The potato council will put together a task force this fall that will try to determine the best way to handle the reintroduction of genetically modified spuds into the marketplace without disrupting commerce, Keeling said.
"We will look at what other commodities have done such as wheat, corn soybeans and how they have handled these kinds of issues," he said.
The first goal is to ensure that any GM potato varieties introduced into the United States are also accepted by processors and most major export markets.
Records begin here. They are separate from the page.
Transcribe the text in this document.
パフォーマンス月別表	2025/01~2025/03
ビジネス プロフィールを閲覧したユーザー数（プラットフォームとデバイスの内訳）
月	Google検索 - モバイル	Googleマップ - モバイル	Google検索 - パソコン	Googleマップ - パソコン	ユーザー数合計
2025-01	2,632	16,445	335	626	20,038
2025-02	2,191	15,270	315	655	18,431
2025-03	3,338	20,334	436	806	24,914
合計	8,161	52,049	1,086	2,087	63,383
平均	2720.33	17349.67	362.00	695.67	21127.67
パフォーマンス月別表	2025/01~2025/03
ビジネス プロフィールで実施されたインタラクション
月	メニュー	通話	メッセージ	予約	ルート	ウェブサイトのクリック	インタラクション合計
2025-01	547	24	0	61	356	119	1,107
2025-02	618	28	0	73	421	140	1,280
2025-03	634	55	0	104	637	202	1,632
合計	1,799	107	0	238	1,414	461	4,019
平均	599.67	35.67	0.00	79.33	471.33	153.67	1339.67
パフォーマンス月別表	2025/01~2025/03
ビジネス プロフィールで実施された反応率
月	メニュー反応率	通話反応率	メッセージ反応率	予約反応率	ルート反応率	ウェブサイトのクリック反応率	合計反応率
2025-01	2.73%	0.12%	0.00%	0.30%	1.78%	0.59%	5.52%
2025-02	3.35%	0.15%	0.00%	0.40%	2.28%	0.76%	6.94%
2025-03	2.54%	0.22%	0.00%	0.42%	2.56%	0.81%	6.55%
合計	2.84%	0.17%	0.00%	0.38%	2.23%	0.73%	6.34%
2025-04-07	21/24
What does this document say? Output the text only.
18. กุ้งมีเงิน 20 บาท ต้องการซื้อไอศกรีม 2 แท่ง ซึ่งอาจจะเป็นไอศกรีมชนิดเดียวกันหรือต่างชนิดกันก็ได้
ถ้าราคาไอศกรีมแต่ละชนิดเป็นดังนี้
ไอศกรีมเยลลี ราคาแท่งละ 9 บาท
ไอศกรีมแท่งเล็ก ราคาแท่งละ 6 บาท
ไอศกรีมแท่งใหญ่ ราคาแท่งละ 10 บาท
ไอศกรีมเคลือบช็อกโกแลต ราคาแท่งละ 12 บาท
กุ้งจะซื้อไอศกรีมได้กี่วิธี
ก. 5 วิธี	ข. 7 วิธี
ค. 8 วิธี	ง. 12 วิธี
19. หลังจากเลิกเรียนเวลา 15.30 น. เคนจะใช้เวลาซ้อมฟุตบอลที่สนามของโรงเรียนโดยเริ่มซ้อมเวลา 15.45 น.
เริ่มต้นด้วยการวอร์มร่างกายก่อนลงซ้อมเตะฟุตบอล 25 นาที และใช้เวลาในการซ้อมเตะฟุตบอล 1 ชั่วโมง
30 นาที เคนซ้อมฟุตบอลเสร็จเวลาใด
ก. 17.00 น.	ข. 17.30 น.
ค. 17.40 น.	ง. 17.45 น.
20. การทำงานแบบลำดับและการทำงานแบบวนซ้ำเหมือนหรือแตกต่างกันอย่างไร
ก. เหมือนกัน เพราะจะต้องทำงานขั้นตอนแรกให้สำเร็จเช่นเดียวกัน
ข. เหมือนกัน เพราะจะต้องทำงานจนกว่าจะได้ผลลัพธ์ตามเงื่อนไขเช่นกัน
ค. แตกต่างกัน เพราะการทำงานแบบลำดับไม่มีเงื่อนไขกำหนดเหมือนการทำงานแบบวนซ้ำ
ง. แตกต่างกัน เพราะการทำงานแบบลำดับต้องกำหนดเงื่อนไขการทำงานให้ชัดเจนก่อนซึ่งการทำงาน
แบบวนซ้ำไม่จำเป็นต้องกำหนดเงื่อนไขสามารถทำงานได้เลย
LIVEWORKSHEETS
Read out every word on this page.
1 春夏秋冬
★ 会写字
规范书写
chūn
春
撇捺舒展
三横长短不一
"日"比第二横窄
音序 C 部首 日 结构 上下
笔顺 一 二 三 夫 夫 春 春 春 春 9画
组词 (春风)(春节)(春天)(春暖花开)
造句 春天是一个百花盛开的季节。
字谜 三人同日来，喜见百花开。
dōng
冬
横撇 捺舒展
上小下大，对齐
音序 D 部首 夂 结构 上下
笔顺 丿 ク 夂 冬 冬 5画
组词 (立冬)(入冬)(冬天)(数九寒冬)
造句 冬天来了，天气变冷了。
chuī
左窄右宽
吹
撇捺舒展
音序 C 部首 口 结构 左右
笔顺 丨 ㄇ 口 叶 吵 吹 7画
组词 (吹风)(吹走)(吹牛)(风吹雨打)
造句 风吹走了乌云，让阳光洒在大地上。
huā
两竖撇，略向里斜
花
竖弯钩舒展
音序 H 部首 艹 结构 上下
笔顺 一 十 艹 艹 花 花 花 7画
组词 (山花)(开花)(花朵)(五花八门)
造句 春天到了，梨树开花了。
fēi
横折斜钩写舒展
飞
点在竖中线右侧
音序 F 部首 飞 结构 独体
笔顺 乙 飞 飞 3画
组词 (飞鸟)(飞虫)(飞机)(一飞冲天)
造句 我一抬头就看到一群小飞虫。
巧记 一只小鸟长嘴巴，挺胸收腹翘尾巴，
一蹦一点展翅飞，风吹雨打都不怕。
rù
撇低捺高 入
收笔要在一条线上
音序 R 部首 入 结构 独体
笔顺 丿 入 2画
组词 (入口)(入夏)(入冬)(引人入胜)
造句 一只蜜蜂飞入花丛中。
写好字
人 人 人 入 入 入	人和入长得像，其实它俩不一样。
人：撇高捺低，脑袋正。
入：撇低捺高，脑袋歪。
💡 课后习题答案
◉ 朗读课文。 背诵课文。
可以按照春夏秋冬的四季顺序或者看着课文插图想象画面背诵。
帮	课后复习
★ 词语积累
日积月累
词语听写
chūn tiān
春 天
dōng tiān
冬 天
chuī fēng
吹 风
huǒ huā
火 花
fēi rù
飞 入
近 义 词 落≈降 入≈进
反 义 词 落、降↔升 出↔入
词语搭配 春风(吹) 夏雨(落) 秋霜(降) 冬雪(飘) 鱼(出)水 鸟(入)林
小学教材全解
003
The industry wants to avoid a repeat of the introduction of Monsanto's New Leaf potato in the mid-1990s. While none of the varieties is ready for commercial release yet, the industry wants to be prepared.
The new varieties are expected to include a combination of traits said Keeling, which are insect-and disease-resistant: and some of the varieties may include reduced levels of acrylamide.
Many farmers welcomed the New Leaf potato with its built-in protection against the Colorado potato beetle and some potato viruses. However, it failed to gain acceptance in some key markets, including the French fry industry, and was ultimately scrapped.
In 2001, Japan recalled millions of dollars worth of snack food products containing dehydrated GM potatoes. A costly US dehydrated potato export testing program was launched in response.
Because some countries, such as Japan, still don't allow genetically modified potato products, it's likely that the U.S. industry will have to segregate GM and non-GM potatoes -- something that it didn't do the first time around.
What level of segregation and testing will be necessary at the dehydrated potato level to retain those markets is something that the industry will have to consider, Keeling said.
It will likely be a few more years before any of the GM varieties under development are released and grown commercially.
"None of these has gone to the USDA for formal regulatory approval as far as we know," Keeling said. "That's going to take time."